En termes d’efficacité et de sécurité, aucun essai randomisé n’a comparé ces 2 alternatives. Des données sont toutefois disponibles dans l’étude EINSTEIN-DVT (NCT00440193), une étude ouverte qui a randomisé les patients présentant une thrombose veineuse profonde symptomatique aiguë entre le rivaroxaban ou l’énoxaparine suivi d’un AVK, qui pouvait être soit la warfarine soit l’acénocoumarol, pendant 3, 6 ou 12 mois. Les résultats d’efficacité étaient indépendants du type d’AVK,6 ce qui indique que l’efficacité des 2 AVK pourrait être similaire.

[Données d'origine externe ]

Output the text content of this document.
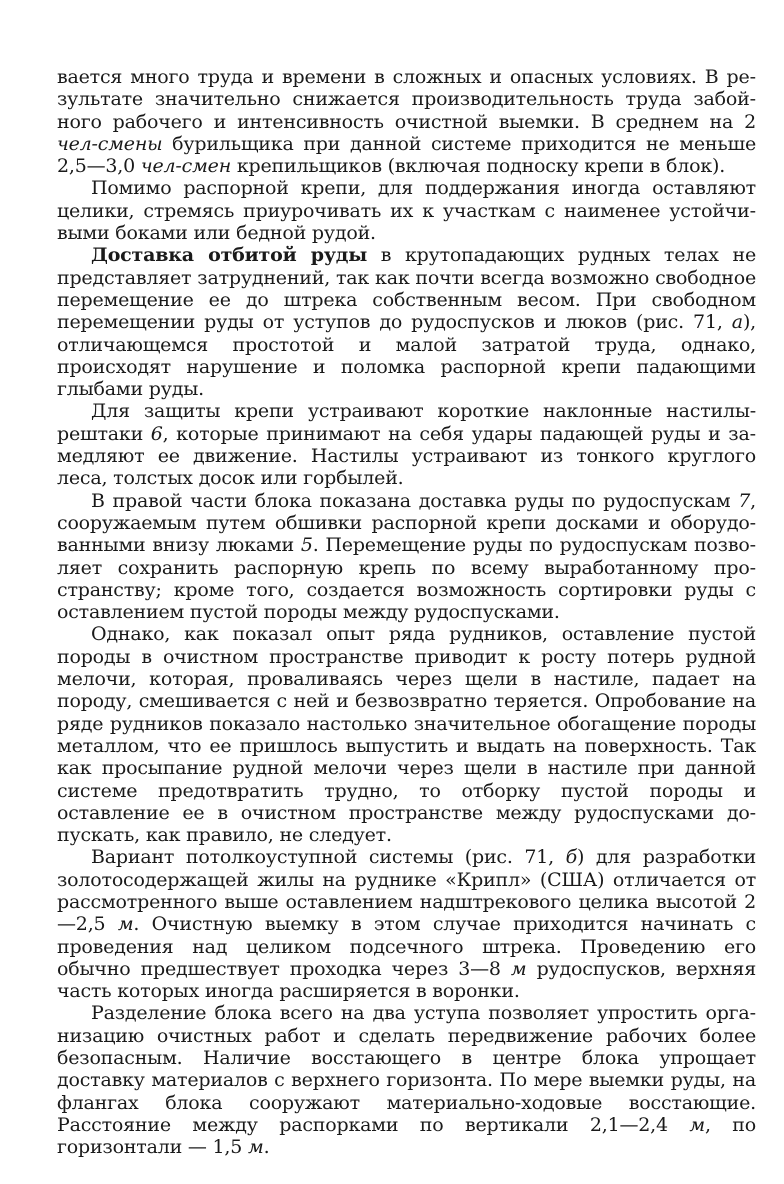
вается много труда и времени в сложных и опасных условиях. В результате значительно снижается производительность труда забойного рабочего и интенсивность очистной выемки. В среднем на 2 чел-смены бурильщика при данной системе приходится не меньше 2,5—3,0 чел-смен крепильщиков (включая подноску крепи в блок).

Помимо распорной крепи, для поддержания иногда оставляют целики, стремясь приурочивать их к участкам с наименее устойчивыми боками или бедной рудой.

Доставка отбитой руды в крутопадающих рудных телах не представляет затруднений, так как почти всегда возможно свободное перемещение ее до штрека собственным весом. При свободном перемещении руды от уступов до рудоспусков и люков (рис. 71, а), отличающемся простотой и малой затратой труда, однако, происходят нарушение и поломка распорной крепи падающими глыбами руды.

Для защиты крепи устраивают короткие наклонные настилы-рештаки 6, которые принимают на себя удары падающей руды и замедляют ее движение. Настилы устраивают из тонкого круглого леса, толстых досок или горбылей.

В правой части блока показана доставка руды по рудоспускам 7, сооружаемым путем обшивки распорной крепи досками и оборудованными внизу люками 5. Перемещение руды по рудоспускам позволяет сохранить распорную крепь по всему выработанному пространству; кроме того, создается возможность сортировки руды с оставлением пустой породы между рудоспусками.

Однако, как показал опыт ряда рудников, оставление пустой породы в очистном пространстве приводит к росту потерь рудной мелочи, которая, проваливаясь через щели в настиле, падает на породу, смешивается с ней и безвозвратно теряется. Опробование на ряде рудников показало настолько значительное обогащение породы металлом, что ее пришлось выпустить и выдать на поверхность. Так как просыпание рудной мелочи через щели в настиле при данной системе предотвратить трудно, то отборку пустой породы и оставление ее в очистном пространстве между рудоспусками допускать, как правило, не следует.

Вариант потолкоуступной системы (рис. 71, б) для разработки золотосодержащей жилы на руднике «Крипл» (США) отличается от рассмотренного выше оставлением надштрекового целика высотой 2—2,5 м. Очистную выемку в этом случае приходится начинать с проведения над целиком подсечного штрека. Проведению его обычно предшествует проходка через 3—8 м рудоспусков, верхняя часть которых иногда расширяется в воронки.

Разделение блока всего на два уступа позволяет упростить организацию очистных работ и сделать передвижение рабочих более безопасным. Наличие восстающего в центре блока упрощает доставку материалов с верхнего горизонта. По мере выемки руды, на флангах блока сооружают материально-ходовые восстающие. Расстояние между распорками по вертикали 2,1—2,4 м, по горизонтали — 1,5 м.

Bien que la conception de notre étude ne permette pas de déterminer la raison de la prescription de warfarine ou pourquoi ces différences de prescription varient selon la communauté autonome, étant donné la différence de demi-vie des AVK, les médecins peuvent être passés à la warfarine en raison d’un contrôle inadéquat de l’INR avec l’acénocoumarol. Cependant, nos données montrent que le contrôle de l’INR est similaire avec l’acénocoumarol et la warfarine.

La principale limite de cette étude est la petite taille de l’échantillon avec la warfarine, ce qui réduit la puissance statistique des comparaisons. Cependant, cette situation reflète ce qui se passe dans la pratique clinique en Espagne, où l’utilisation de la warfarine est très limitée.

Les données montrent que l’utilisation de la warfarine est limitée (5,2%), mais avec des différences notables entre les communautés autonomes. Les données montrent également qu’il n’y a pas de différences dans le contrôle de l’anticoagulation et les événements cardiovasculaires. Ces résultats semblent soutenir la pratique habituelle d’extrapoler à l’acénocoumarol les résultats obtenus avec la warfarine dans les grands essais cliniques sur la fibrillation auriculaire non valvulaire.

CONFLITS D’INTÉRÊTS

L’étude a été sponsorisée par Bayer Hispania S.L. Le sponsor n’a eu aucune influence sur la conduite de l’étude ou sur la collecte et l’interprétation des données.